Base Concepts play a crucial role in the semantic processing of text. Many semantic relations are similar for all concepts related to the same base concept.Hence, one of the approaches in DutchSemCor is to make a WSD classifier for BaseConcepts trained by all training data of synsets belonging to the same concepts.
The base concepts are extracted using the get-blc perl script created by Egoitz Laparra. The perl script is included in this distribution. The script requires synsets and relations in a particular format (see the readme.txt of the script). The DutchSemCor tool set provides a function to extract the data in the input formatfor the perl script. The shell script get-BC-import-data-from-cdb-syn.sh gives the calls to the java library and the perl script to generate the data file.

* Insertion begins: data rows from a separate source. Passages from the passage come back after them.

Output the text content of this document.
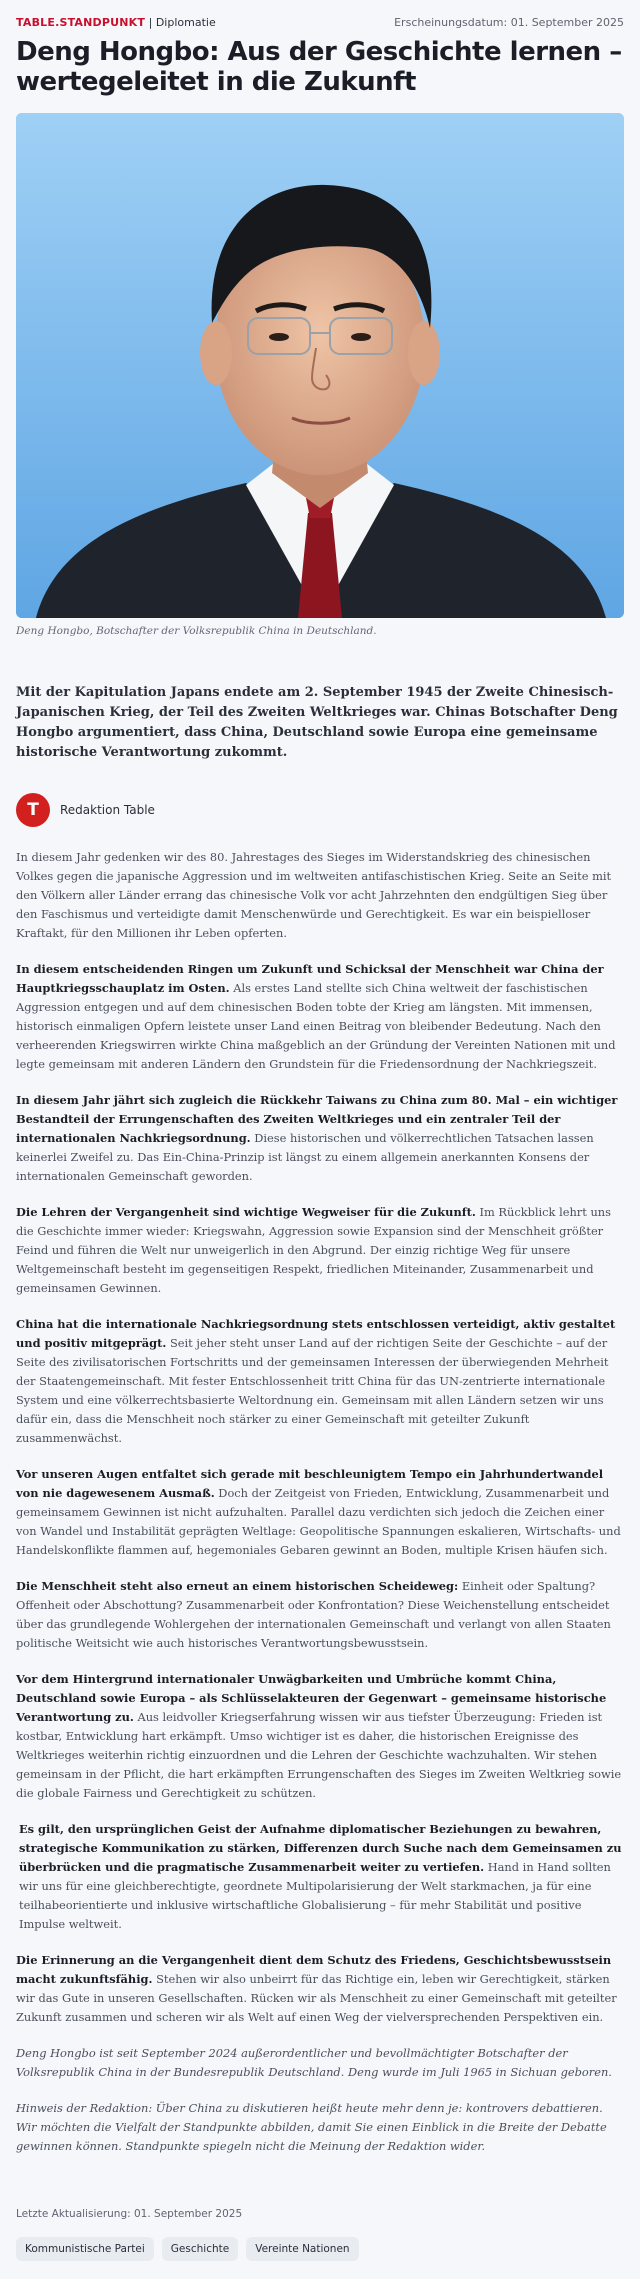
TABLE.STANDPUNKT | Diplomatie	Erscheinungsdatum: 01. September 2025
Deng Hongbo: Aus der Geschichte lernen – wertegeleitet in die Zukunft

Deng Hongbo, Botschafter der Volksrepublik China in Deutschland.

Mit der Kapitulation Japans endete am 2. September 1945 der Zweite Chinesisch-Japanischen Krieg, der Teil des Zweiten Weltkrieges war. Chinas Botschafter Deng Hongbo argumentiert, dass China, Deutschland sowie Europa eine gemeinsame historische Verantwortung zukommt.

T	Redaktion Table

In diesem Jahr gedenken wir des 80. Jahrestages des Sieges im Widerstandskrieg des chinesischen Volkes gegen die japanische Aggression und im weltweiten antifaschistischen Krieg. Seite an Seite mit den Völkern aller Länder errang das chinesische Volk vor acht Jahrzehnten den endgültigen Sieg über den Faschismus und verteidigte damit Menschenwürde und Gerechtigkeit. Es war ein beispielloser Kraftakt, für den Millionen ihr Leben opferten.

In diesem entscheidenden Ringen um Zukunft und Schicksal der Menschheit war China der Hauptkriegsschauplatz im Osten. Als erstes Land stellte sich China weltweit der faschistischen Aggression entgegen und auf dem chinesischen Boden tobte der Krieg am längsten. Mit immensen, historisch einmaligen Opfern leistete unser Land einen Beitrag von bleibender Bedeutung. Nach den verheerenden Kriegswirren wirkte China maßgeblich an der Gründung der Vereinten Nationen mit und legte gemeinsam mit anderen Ländern den Grundstein für die Friedensordnung der Nachkriegszeit.

In diesem Jahr jährt sich zugleich die Rückkehr Taiwans zu China zum 80. Mal – ein wichtiger Bestandteil der Errungenschaften des Zweiten Weltkrieges und ein zentraler Teil der internationalen Nachkriegsordnung. Diese historischen und völkerrechtlichen Tatsachen lassen keinerlei Zweifel zu. Das Ein-China-Prinzip ist längst zu einem allgemein anerkannten Konsens der internationalen Gemeinschaft geworden.

Die Lehren der Vergangenheit sind wichtige Wegweiser für die Zukunft. Im Rückblick lehrt uns die Geschichte immer wieder: Kriegswahn, Aggression sowie Expansion sind der Menschheit größter Feind und führen die Welt nur unweigerlich in den Abgrund. Der einzig richtige Weg für unsere Weltgemeinschaft besteht im gegenseitigen Respekt, friedlichen Miteinander, Zusammenarbeit und gemeinsamen Gewinnen.

China hat die internationale Nachkriegsordnung stets entschlossen verteidigt, aktiv gestaltet und positiv mitgeprägt. Seit jeher steht unser Land auf der richtigen Seite der Geschichte – auf der Seite des zivilisatorischen Fortschritts und der gemeinsamen Interessen der überwiegenden Mehrheit der Staatengemeinschaft. Mit fester Entschlossenheit tritt China für das UN-zentrierte internationale System und eine völkerrechtsbasierte Weltordnung ein. Gemeinsam mit allen Ländern setzen wir uns dafür ein, dass die Menschheit noch stärker zu einer Gemeinschaft mit geteilter Zukunft zusammenwächst.

Vor unseren Augen entfaltet sich gerade mit beschleunigtem Tempo ein Jahrhundertwandel von nie dagewesenem Ausmaß. Doch der Zeitgeist von Frieden, Entwicklung, Zusammenarbeit und gemeinsamem Gewinnen ist nicht aufzuhalten. Parallel dazu verdichten sich jedoch die Zeichen einer von Wandel und Instabilität geprägten Weltlage: Geopolitische Spannungen eskalieren, Wirtschafts- und Handelskonflikte flammen auf, hegemoniales Gebaren gewinnt an Boden, multiple Krisen häufen sich.

Die Menschheit steht also erneut an einem historischen Scheideweg: Einheit oder Spaltung? Offenheit oder Abschottung? Zusammenarbeit oder Konfrontation? Diese Weichenstellung entscheidet über das grundlegende Wohlergehen der internationalen Gemeinschaft und verlangt von allen Staaten politische Weitsicht wie auch historisches Verantwortungsbewusstsein.

Vor dem Hintergrund internationaler Unwägbarkeiten und Umbrüche kommt China, Deutschland sowie Europa – als Schlüsselakteuren der Gegenwart – gemeinsame historische Verantwortung zu. Aus leidvoller Kriegserfahrung wissen wir aus tiefster Überzeugung: Frieden ist kostbar, Entwicklung hart erkämpft. Umso wichtiger ist es daher, die historischen Ereignisse des Weltkrieges weiterhin richtig einzuordnen und die Lehren der Geschichte wachzuhalten. Wir stehen gemeinsam in der Pflicht, die hart erkämpften Errungenschaften des Sieges im Zweiten Weltkrieg sowie die globale Fairness und Gerechtigkeit zu schützen.

Es gilt, den ursprünglichen Geist der Aufnahme diplomatischer Beziehungen zu bewahren, strategische Kommunikation zu stärken, Differenzen durch Suche nach dem Gemeinsamen zu überbrücken und die pragmatische Zusammenarbeit weiter zu vertiefen. Hand in Hand sollten wir uns für eine gleichberechtigte, geordnete Multipolarisierung der Welt starkmachen, ja für eine teilhabeorientierte und inklusive wirtschaftliche Globalisierung – für mehr Stabilität und positive Impulse weltweit.

Die Erinnerung an die Vergangenheit dient dem Schutz des Friedens, Geschichtsbewusstsein macht zukunftsfähig. Stehen wir also unbeirrt für das Richtige ein, leben wir Gerechtigkeit, stärken wir das Gute in unseren Gesellschaften. Rücken wir als Menschheit zu einer Gemeinschaft mit geteilter Zukunft zusammen und scheren wir als Welt auf einen Weg der vielversprechenden Perspektiven ein.

Deng Hongbo ist seit September 2024 außerordentlicher und bevollmächtigter Botschafter der Volksrepublik China in der Bundesrepublik Deutschland. Deng wurde im Juli 1965 in Sichuan geboren.

Hinweis der Redaktion: Über China zu diskutieren heißt heute mehr denn je: kontrovers debattieren. Wir möchten die Vielfalt der Standpunkte abbilden, damit Sie einen Einblick in die Breite der Debatte gewinnen können. Standpunkte spiegeln nicht die Meinung der Redaktion wider.

Letzte Aktualisierung: 01. September 2025
Kommunistische Partei	Geschichte	Vereinte Nationen
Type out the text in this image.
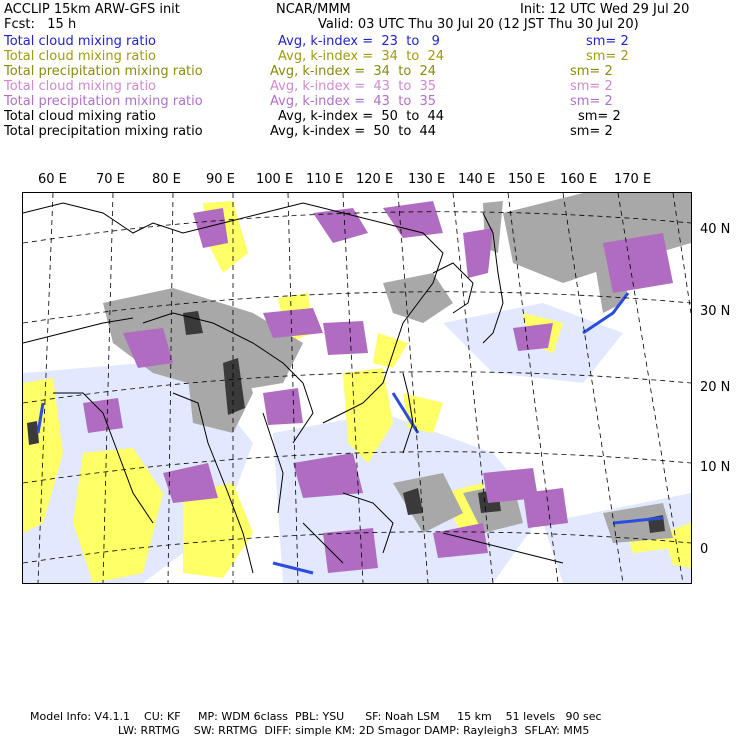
ACCLIP 15km ARW-GFS init	NCAR/MMM	Init: 12 UTC Wed 29 Jul 20
Fcst:   15 h	Valid: 03 UTC Thu 30 Jul 20 (12 JST Thu 30 Jul 20)
Total cloud mixing ratio	Avg, k-index =  23  to   9	sm= 2
Total cloud mixing ratio	Avg, k-index =  34  to  24	sm= 2
Total precipitation mixing ratio	Avg, k-index =  34  to  24	sm= 2
Total cloud mixing ratio	Avg, k-index =  43  to  35	sm= 2
Total precipitation mixing ratio	Avg, k-index =  43  to  35	sm= 2
Total cloud mixing ratio	Avg, k-index =  50  to  44	sm= 2
Total precipitation mixing ratio	Avg, k-index =  50  to  44	sm= 2
60 E 70 E 80 E 90 E 100 E 110 E 120 E 130 E 140 E 150 E 160 E 170 E
40 N
30 N
20 N
10 N
0
Model Info: V4.1.1    CU: KF     MP: WDM 6class  PBL: YSU      SF: Noah LSM     15 km    51 levels   90 sec
LW: RRTMG    SW: RRTMG  DIFF: simple KM: 2D Smagor DAMP: Rayleigh3  SFLAY: MM5
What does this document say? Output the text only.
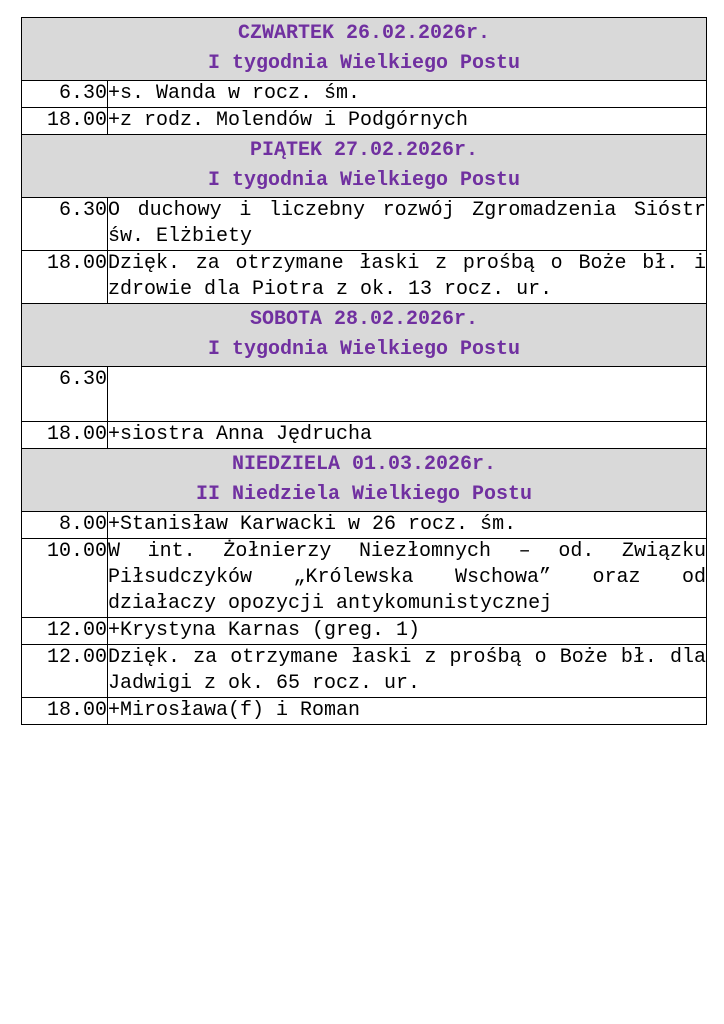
CZWARTEK 26.02.2026r.
I tygodnia Wielkiego Postu	

6.30	+s. Wanda w rocz. śm.
18.00	+z rodz. Molendów i Podgórnych

PIĄTEK 27.02.2026r.
I tygodnia Wielkiego Postu	

6.30	O duchowy i liczebny rozwój Zgromadzenia Sióstr św. Elżbiety
18.00	Dzięk. za otrzymane łaski z prośbą o Boże bł. i zdrowie dla Piotra z ok. 13 rocz. ur.

SOBOTA 28.02.2026r.
I tygodnia Wielkiego Postu	

6.30	

18.00	+siostra Anna Jędrucha

NIEDZIELA 01.03.2026r.
II Niedziela Wielkiego Postu	

8.00	+Stanisław Karwacki w 26 rocz. śm.
10.00	W int. Żołnierzy Niezłomnych – od. Związku Piłsudczyków „Królewska Wschowa” oraz od działaczy opozycji antykomunistycznej
12.00	+Krystyna Karnas (greg. 1)
12.00	Dzięk. za otrzymane łaski z prośbą o Boże bł. dla Jadwigi z ok. 65 rocz. ur.
18.00	+Mirosława(f) i Roman
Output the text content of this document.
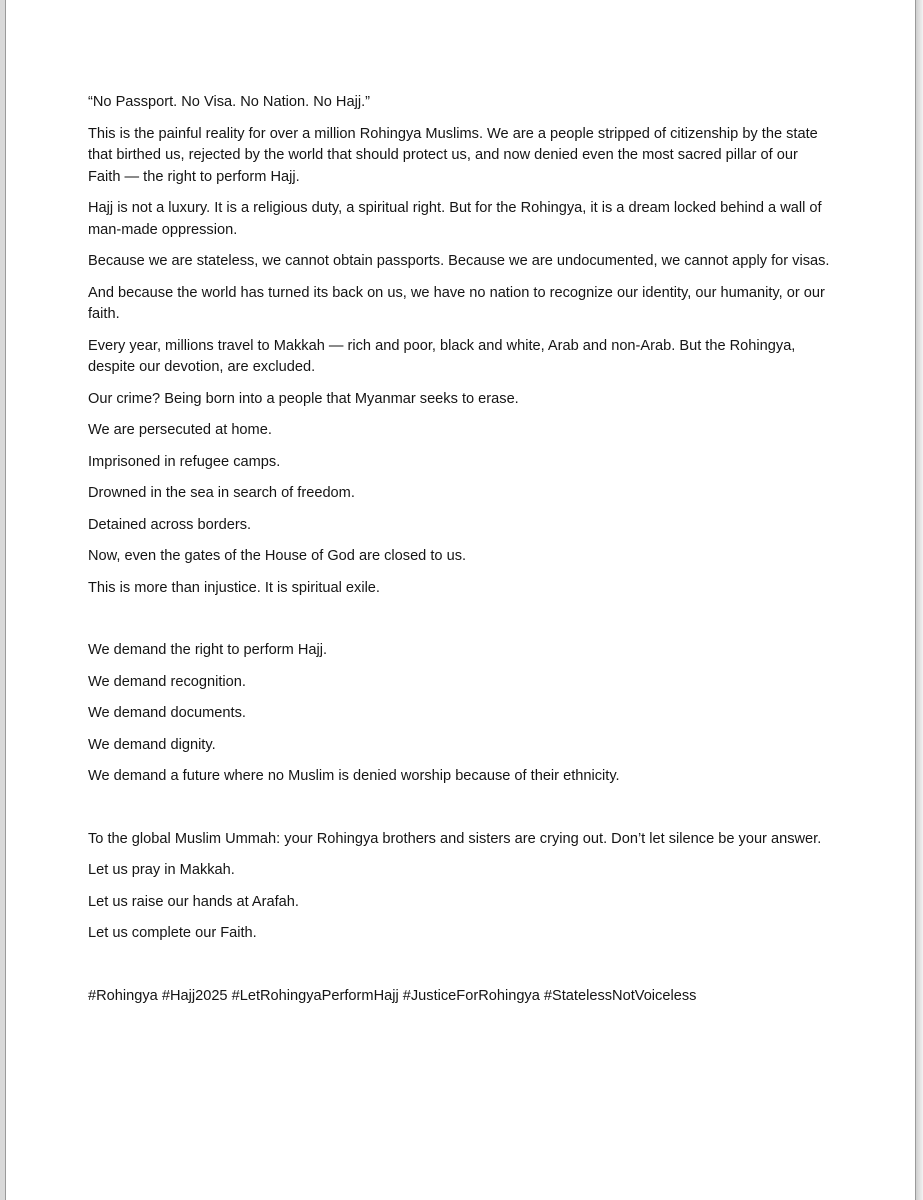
“No Passport. No Visa. No Nation. No Hajj.”

This is the painful reality for over a million Rohingya Muslims. We are a people stripped of citizenship by the state that birthed us, rejected by the world that should protect us, and now denied even the most sacred pillar of our Faith — the right to perform Hajj.

Hajj is not a luxury. It is a religious duty, a spiritual right. But for the Rohingya, it is a dream locked behind a wall of man-made oppression.

Because we are stateless, we cannot obtain passports. Because we are undocumented, we cannot apply for visas.

And because the world has turned its back on us, we have no nation to recognize our identity, our humanity, or our faith.

Every year, millions travel to Makkah — rich and poor, black and white, Arab and non-Arab. But the Rohingya, despite our devotion, are excluded.

Our crime? Being born into a people that Myanmar seeks to erase.

We are persecuted at home.

Imprisoned in refugee camps.

Drowned in the sea in search of freedom.

Detained across borders.

Now, even the gates of the House of God are closed to us.

This is more than injustice. It is spiritual exile.

We demand the right to perform Hajj.

We demand recognition.

We demand documents.

We demand dignity.

We demand a future where no Muslim is denied worship because of their ethnicity.

To the global Muslim Ummah: your Rohingya brothers and sisters are crying out. Don’t let silence be your answer.

Let us pray in Makkah.

Let us raise our hands at Arafah.

Let us complete our Faith.

#Rohingya #Hajj2025 #LetRohingyaPerformHajj #JusticeForRohingya #StatelessNotVoiceless
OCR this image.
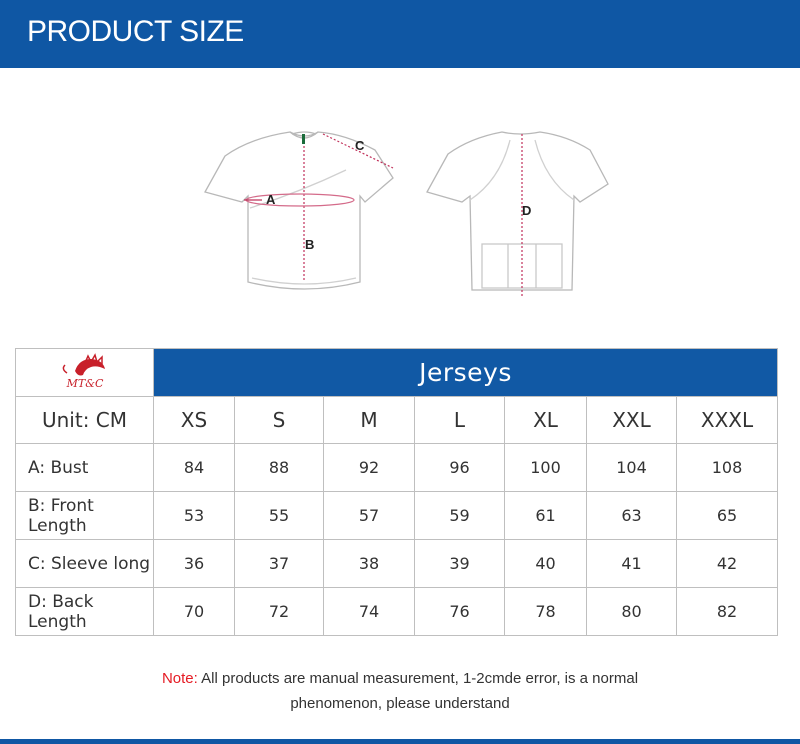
PRODUCT SIZE
A
B
C
D
MT&C	Jerseys						
Unit: CM	XS	S	M	L	XL	XXL	XXXL
A: Bust	84	88	92	96	100	104	108
B: Front Length	53	55	57	59	61	63	65
C: Sleeve long	36	37	38	39	40	41	42
D: Back Length	70	72	74	76	78	80	82
Note: All products are manual measurement, 1-2cmde error, is a normal
phenomenon, please understand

A dump of the Cornetto database is required as a starting point.
The resulting output files are given in the folder data, where the number in the file name indicate the minimal number of relations that a base concept should have. Furthermore, we created separate files using all the relations (all) or just the hypernym relations (hypo). For each setting, there is a file with just the base concepts and the number of related concepts (list) and a file that maps each synset to its corresponding base concept (rel).